Bulut bilgiişlemin birçok anlamı var. Bir network aracılığıyla erişilebilir paylaşılan depolamaya, uzaktaki bir uygulama için bir API’ye, bir sunucu yazılımı yığınını çalıştıran uzaktan yönetimli bir VM’e veya Web ya da istemci uygulamasıyla erişilen bir uygulamaya tekabül edebilir.
Hangi yapıda olursa olsun bulut bilgiişlemin çeşitli oturumları ortak neticelere sahip. İlk olarak bulut çözümlerinin esnek olarak konuşlandırılması. Bilhassa birden çok oturumun anlık olarak ihtiyaç duyulabileceği yük dengeleme durumlarında. Sonuç itibariyle her kurulumun eşit değerli bir kullanımı olduğu varsayımı altında karmaşık, metrik tabanlı fiyatlandırma kullanan en özel paketler bulut uygulamaları için çok pahalı.

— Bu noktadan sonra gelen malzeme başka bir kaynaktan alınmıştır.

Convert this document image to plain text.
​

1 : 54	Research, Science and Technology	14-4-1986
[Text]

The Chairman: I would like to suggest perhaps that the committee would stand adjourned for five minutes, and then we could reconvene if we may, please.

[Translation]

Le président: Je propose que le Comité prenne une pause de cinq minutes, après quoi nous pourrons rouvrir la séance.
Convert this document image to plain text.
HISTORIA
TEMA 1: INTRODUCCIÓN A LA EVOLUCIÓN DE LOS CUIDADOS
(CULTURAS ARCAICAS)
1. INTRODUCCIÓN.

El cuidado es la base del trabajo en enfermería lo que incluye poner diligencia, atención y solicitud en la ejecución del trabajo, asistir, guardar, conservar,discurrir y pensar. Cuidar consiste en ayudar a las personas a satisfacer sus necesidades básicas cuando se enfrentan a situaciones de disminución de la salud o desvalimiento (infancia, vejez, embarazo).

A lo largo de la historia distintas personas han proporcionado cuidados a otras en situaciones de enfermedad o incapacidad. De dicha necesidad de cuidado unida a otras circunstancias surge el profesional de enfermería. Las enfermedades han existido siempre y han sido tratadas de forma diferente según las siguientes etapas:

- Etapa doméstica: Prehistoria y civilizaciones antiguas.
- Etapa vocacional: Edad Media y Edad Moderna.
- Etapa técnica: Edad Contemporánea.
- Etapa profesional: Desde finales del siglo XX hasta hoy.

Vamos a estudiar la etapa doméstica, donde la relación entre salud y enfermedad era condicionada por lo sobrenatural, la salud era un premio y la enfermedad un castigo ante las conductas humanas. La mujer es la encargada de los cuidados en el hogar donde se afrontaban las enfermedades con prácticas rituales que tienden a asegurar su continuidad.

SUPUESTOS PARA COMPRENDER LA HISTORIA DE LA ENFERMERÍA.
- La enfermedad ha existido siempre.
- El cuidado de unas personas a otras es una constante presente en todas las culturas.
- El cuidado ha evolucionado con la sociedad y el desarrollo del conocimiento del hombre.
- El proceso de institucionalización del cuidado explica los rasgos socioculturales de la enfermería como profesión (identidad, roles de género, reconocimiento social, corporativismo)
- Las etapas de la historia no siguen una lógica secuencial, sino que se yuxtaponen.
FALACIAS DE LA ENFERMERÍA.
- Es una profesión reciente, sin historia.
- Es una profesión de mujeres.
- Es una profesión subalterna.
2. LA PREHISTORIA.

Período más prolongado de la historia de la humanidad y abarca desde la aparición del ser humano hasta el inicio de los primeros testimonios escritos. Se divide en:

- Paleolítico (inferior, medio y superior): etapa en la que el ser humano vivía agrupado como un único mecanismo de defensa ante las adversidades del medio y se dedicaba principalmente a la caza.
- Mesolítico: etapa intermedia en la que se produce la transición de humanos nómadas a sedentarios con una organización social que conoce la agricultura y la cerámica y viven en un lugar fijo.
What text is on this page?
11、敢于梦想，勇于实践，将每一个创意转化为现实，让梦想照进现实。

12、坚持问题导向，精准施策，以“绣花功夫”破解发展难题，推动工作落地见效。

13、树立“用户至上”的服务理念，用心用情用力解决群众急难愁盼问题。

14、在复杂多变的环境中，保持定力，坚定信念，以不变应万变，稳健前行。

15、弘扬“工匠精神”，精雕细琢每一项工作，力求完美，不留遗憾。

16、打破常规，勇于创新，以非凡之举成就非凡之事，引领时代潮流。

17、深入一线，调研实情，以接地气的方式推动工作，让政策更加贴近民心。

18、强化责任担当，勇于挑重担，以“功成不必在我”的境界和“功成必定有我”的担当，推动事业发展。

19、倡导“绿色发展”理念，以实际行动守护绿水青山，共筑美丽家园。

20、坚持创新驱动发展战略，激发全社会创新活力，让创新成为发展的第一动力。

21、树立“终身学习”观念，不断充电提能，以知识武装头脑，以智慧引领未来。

Diğer taraftan açık kaynak yazılımı, lisansları elde etme veya takip etme gereksiniminden kurtulmuştur. Bu aynı zamanda sizin gereksinimlerinize uyacak biçimde modifiye edilebilir. Bu itibarla açık kaynak yazılımı bulutun dağıtılması için büyük oranda tercih edilir. Dahası bulut içinde açık kaynakla başlamanın düşük maliyeti, startup firmalarının işlerinin ayrıştırıcı olmayan bölümleri içim açık kaynak bileşenlerini çok yoğun olarak kullanması anlamına gelir.
Sonuç olarak bulut içinde açık kaynağı kullanan organizasyonların çokluğu paylaşılan kodları barındırmak için kâr gütmeyen kuruluşların yaratılması üzerindeki baskıyı arttırdı. Ayrıca kodun herhangi önemli bir türevinin kopyası üçüncü bir tarafa geçmediğinden, GPL lisanslı yazılımlar bulut içinde çalıştıklarında copyleft maddesini tetiklemiyor. Sonuç olarak lisanslama yaklaşımları ya bulut konuşlandırmasını bir tetik olarak içermesi için güçlendiriliyor (AGPL bunu yapıyor) veya geliştiriciler bunu görüyor çünkü GPL katkıya zorlamıyor, kurumsal bağlantılar için bariyerleri alçaltmada daha iyi ve serbest lisanslama için tercih ediliyor.
Bulut bilgiişlemin yükselişi aynı zamanda açık kaynak için yeni iş modellerini besliyor. Örneğin CloudBees tarafından kurumsal geliştiricilere sunulan servisler büyük oranda açık kaynak yazılımları üzerine inşa edilmiş durumda. Bununla birlikte bunlar bir rakibin kopyalaması için güç çünkü tüm operasyonel kaynak (operasyon script’leri dahil) sağlanmıyor ve onun kopyalanması için gereken deneyim ve beceriler CloudBees’e bir rekabet üstünlüğü sağlayacak kadar maliyetli.
OpenStack gibi bulut odaklı açık kaynak topluluklarının yükselişine şahit olun ve bulutun günümüz açık kaynak hareketinde ne kadar merkezi olduğunu görebilirsiniz.